Pferdefleisch-Affäre: EU-Staaten sollen über Gentests entscheiden
Brüssel (dpa) - Im Pferdefleisch-Skandal schlägt die EU-Kommission DNA-Tests für verarbeitetes Rindfleisch in Europa vor. Damit sollen die Behörden herausfinden, ob es sich nicht um falsch deklariertes Pferdefleisch handelt.
Das teilte EU-Verbraucherkommissar Tonio Borg am Mittwoch nach einem Krisentreffen von acht beteiligten Staaten in Brüssel mit. Über den Vorschlag sollen Experten aus allen 27 EU-Staaten am Freitag entscheiden .
Die ersten 2500 Gentests könnten den Plänen zufolge im März stattfinden, etwa 200 davon in Deutschland. Ergebnisse sollen Borg zufolge Mitte April veröffentlicht werden. Wenn es Anlass für weitere Untersuchungen gibt, würde die Testphase um weitere zwei Monate verlängert werden. An den Kosten will sich die EU-Kommission beteiligen.
Insbesondere Irland und Großbritannien hatten auf Genuntersuchungen gedrängt. Der irische Landwirtschaftsminister Simon Coveney berief sich auf gute Erfahrungen im eigenen Land: „Wir haben erst vor kurzem DNA-Tests bei Lebensmitteln eingeführt, um festzustellen, ob Lebensmittel das sind, was auf der Packung steht.“ Erst dadurch seien die ersten Fälle von falsch deklariertem Pferdefleisch auf der Insel aufgeflogen - was wiederum die Suche nach Fällen in ganz Europa lostrat.

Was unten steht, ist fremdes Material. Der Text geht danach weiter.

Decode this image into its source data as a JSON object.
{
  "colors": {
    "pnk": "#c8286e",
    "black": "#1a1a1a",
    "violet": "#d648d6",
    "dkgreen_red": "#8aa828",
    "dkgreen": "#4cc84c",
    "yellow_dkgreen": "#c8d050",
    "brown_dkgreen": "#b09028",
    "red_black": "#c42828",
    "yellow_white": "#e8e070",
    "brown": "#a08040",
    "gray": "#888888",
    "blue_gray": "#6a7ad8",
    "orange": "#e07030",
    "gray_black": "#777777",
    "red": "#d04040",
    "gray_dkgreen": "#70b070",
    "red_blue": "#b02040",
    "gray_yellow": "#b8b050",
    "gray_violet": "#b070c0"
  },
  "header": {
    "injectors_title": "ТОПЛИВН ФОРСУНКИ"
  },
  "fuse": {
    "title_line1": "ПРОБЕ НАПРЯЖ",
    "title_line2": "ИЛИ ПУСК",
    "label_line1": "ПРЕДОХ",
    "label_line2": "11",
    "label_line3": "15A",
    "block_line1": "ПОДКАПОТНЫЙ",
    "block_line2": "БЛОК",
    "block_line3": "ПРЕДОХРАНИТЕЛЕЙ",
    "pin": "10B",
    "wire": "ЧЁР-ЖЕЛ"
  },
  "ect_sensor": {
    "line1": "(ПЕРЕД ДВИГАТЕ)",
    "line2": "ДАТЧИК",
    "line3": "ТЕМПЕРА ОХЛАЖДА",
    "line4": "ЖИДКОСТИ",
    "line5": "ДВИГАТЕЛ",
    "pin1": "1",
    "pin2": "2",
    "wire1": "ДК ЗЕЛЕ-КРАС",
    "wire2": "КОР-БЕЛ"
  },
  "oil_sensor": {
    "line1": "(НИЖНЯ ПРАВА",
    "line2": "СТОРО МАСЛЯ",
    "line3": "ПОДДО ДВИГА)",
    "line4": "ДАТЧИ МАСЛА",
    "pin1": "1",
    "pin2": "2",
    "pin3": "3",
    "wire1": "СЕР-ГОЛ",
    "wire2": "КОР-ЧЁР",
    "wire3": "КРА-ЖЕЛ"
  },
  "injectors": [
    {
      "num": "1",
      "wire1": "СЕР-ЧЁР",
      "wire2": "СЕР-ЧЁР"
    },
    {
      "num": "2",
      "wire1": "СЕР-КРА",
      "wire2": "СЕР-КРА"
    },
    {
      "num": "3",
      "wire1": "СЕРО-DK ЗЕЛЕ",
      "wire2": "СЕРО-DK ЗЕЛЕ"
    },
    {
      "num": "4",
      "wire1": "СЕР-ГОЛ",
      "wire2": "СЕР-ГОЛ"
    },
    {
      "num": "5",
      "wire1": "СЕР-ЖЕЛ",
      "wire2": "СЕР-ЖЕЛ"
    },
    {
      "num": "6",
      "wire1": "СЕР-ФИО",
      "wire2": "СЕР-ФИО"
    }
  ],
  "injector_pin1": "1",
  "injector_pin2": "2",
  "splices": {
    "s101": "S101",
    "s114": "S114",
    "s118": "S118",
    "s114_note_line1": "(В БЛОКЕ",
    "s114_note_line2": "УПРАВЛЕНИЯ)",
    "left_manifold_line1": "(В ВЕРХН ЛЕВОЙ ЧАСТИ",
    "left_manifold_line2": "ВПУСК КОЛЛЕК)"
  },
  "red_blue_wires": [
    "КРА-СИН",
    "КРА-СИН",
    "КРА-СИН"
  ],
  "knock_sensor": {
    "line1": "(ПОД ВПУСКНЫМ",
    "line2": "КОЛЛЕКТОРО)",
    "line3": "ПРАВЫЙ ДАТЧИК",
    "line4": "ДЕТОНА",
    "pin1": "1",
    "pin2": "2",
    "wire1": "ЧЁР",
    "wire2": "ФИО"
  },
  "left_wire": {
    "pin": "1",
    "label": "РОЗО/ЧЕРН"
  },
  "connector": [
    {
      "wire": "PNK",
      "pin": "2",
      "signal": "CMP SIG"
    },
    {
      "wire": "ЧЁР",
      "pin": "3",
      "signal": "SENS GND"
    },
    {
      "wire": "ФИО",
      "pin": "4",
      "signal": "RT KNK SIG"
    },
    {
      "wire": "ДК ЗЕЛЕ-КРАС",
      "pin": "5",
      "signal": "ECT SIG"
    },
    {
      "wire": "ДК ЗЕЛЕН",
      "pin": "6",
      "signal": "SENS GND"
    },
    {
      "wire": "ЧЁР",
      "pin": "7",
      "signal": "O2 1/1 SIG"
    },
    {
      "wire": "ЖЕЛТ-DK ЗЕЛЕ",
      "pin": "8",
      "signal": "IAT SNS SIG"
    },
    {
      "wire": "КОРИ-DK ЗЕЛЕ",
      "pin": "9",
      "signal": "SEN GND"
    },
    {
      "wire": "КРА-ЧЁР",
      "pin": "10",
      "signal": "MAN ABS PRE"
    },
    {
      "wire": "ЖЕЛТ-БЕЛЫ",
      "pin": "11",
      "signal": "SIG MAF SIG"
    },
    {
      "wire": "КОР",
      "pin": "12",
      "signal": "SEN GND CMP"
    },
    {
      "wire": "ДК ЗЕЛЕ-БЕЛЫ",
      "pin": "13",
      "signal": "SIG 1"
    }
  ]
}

Um sicherzustellen, dass Verbraucher keine Pferdemedikamente zu sich nehmen, will die EU-Kommission eine weitere Testreihe vorschlagen. Dabei sollen die Behörden Pferdefleisch auf mögliche Rückstände des Medikaments Phenylbutazon untersuchen. Das Mittel wird bei Pferden gegen Entzündungen eingesetzt. Es gilt auch als Doping-Mittel im Pferdesport. 1500 in die EU eingeführte Pferdekadaver sollten untersucht werden, zudem 2500 in Europa geschlachtete Tiere.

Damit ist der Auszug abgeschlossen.